Patients on haemodialysis have been identified as high-risk for medication discrepancies and adverse drug events. Medication reconciliation is an important patient safety initiative to prevent adverse drug events. The primary objective of our study was to determine the number and types of medication discrepancies and drug therapy problems (DTPs) identified in patients on haemodialysis. Our second objective was to assess the potential clinical impact and severity of all unintentional medication discrepancies identified.Methods:
Patients in an academic haemodialysis unit were interviewed to obtain a best possible medication history (BPMH) between May and August 2010. The BPMH was documented and discrepancies were identified, classified and resolved with the interprofessional team.

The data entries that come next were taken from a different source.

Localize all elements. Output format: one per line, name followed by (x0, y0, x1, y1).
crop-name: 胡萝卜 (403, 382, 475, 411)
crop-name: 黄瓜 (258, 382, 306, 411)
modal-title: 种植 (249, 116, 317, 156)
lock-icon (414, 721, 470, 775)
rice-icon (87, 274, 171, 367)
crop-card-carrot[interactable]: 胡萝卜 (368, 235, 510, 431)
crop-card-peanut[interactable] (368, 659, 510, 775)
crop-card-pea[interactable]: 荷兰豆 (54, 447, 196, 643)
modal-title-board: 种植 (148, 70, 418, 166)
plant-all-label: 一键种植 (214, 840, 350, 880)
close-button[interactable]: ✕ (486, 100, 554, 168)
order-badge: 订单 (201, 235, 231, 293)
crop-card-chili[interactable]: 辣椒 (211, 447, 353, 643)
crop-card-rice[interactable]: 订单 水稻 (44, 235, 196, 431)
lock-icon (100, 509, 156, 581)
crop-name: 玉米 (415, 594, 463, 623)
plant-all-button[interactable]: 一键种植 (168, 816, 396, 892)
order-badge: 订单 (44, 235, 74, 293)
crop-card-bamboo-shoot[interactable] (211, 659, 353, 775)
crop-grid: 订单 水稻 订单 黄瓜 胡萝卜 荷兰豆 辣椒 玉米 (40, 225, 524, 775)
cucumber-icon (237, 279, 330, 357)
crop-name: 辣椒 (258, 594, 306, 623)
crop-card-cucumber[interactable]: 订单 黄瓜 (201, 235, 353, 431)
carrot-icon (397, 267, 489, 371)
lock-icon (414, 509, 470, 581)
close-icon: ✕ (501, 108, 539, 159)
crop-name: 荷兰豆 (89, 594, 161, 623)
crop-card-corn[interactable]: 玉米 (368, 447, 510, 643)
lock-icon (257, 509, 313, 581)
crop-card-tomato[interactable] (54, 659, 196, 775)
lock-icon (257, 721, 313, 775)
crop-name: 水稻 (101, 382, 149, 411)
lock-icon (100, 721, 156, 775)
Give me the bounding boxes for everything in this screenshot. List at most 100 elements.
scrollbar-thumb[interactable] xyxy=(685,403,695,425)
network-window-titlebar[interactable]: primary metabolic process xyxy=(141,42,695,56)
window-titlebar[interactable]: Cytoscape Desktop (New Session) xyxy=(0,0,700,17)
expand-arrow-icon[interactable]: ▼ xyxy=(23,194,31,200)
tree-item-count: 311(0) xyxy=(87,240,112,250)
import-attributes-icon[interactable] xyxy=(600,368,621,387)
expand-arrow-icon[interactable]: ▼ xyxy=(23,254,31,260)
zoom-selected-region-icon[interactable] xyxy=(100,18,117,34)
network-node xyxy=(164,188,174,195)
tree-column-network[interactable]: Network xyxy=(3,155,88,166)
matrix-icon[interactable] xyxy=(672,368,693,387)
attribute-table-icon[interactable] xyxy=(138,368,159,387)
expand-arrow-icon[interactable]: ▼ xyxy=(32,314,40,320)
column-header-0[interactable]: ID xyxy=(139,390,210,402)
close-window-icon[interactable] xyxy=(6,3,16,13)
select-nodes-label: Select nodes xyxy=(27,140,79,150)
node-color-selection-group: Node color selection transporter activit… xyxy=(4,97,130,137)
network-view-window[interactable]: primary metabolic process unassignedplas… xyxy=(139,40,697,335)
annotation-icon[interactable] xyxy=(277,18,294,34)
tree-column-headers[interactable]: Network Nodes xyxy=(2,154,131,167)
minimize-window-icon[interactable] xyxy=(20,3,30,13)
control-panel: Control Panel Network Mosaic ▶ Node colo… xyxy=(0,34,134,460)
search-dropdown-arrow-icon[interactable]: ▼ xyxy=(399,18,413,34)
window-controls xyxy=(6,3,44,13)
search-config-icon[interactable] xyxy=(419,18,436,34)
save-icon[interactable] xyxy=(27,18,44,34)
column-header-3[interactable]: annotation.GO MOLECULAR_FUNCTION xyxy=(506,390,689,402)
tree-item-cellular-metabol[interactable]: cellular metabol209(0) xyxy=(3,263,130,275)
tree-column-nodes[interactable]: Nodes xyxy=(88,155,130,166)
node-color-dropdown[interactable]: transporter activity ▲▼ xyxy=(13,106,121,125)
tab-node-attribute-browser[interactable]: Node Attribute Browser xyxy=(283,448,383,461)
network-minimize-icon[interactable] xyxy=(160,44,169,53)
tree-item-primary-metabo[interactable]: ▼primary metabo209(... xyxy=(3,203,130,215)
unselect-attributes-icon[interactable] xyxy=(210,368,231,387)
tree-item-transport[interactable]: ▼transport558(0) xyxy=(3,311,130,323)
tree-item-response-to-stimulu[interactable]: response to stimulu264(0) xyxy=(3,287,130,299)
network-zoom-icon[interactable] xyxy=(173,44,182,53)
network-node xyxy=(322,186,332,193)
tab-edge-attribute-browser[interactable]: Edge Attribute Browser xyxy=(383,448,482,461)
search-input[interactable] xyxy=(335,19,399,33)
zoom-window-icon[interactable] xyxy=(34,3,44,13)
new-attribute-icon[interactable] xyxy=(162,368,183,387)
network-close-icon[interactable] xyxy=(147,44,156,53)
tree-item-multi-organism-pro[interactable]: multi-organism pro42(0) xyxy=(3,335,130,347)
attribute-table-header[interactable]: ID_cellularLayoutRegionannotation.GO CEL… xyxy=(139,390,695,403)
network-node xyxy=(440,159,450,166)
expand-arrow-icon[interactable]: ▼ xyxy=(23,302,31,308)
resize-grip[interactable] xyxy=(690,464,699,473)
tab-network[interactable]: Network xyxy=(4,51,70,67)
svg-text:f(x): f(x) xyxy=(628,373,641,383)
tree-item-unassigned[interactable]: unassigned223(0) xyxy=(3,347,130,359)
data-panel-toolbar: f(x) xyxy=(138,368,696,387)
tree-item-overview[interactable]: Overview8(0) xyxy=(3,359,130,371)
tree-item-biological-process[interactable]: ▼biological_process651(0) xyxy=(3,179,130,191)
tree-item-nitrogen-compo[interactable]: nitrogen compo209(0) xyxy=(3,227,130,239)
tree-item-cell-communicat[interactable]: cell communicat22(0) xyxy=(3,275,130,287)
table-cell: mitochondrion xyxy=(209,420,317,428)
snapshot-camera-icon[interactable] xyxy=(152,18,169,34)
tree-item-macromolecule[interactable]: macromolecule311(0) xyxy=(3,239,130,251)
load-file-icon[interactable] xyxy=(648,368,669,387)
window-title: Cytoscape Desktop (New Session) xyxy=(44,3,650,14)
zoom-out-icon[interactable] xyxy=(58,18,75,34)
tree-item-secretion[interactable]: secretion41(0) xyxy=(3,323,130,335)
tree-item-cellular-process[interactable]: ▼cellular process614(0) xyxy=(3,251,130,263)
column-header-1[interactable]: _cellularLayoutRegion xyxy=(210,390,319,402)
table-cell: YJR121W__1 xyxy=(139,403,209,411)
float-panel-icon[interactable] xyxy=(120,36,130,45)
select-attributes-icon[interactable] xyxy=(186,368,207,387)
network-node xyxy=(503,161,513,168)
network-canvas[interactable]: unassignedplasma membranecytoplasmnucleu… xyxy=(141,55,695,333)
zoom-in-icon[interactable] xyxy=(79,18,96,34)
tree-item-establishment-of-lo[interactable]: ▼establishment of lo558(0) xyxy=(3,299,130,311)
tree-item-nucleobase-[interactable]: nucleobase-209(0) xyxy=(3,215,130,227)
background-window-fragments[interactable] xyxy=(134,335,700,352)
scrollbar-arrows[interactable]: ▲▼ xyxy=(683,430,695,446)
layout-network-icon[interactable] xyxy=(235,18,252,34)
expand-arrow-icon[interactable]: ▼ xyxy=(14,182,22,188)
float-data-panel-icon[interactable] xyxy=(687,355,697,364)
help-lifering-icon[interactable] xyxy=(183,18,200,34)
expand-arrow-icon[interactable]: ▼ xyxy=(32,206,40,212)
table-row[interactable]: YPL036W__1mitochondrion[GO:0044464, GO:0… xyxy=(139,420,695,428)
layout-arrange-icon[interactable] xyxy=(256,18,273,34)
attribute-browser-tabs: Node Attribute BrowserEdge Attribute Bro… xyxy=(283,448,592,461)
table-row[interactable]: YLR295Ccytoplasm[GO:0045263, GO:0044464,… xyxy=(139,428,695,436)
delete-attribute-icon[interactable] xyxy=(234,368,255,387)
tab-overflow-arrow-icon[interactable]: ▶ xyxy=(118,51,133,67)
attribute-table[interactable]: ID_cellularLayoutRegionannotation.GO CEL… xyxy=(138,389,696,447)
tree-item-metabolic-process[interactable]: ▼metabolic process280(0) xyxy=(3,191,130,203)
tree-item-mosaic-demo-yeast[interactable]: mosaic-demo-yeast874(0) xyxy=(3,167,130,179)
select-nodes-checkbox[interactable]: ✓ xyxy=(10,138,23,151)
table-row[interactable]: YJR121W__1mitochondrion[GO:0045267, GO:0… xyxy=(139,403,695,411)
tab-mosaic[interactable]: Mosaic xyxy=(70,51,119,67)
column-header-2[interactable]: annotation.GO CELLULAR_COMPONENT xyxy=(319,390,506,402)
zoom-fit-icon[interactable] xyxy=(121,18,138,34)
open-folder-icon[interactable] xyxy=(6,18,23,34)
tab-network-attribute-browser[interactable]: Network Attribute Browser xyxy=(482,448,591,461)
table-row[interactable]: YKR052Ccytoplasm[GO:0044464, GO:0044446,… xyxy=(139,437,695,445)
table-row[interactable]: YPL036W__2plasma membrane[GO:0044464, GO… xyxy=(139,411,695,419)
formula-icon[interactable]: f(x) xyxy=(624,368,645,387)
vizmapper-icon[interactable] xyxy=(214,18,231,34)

An interprofessional panel conducted a discrepancy clinical impact assessment for potential adverse drug events.Results:
Two hundred and twenty-eight patients on haemodialysis were interviewed and 512 discrepancies were identified for 151 patients (3.4 discrepancies per patient). Of these, 174 (34%) were undocumented intentional discrepancies and 338 (66%) were unintentional discrepancies. The unintentional discrepancies were classified as 21% omissions, 36% commissions and 43% incorrect dose/frequency. Most drug therapy problems were related to patient taking a medication that was not indicated (25%), medication required but patient not taking (25%), patient not willing to take the medication as prescribed (28%) or incorrect dosing of a drug (20%). Overall, 6% of discrepancies were classified as clinically significant potential adverse drug events.Conclusion:
Medication discrepancies appear to be common in patients on haemodialysis. Formal interprofessional medication reconciliation practice models are essential to identify discrepancies and prevent patients from experiencing adverse drug events.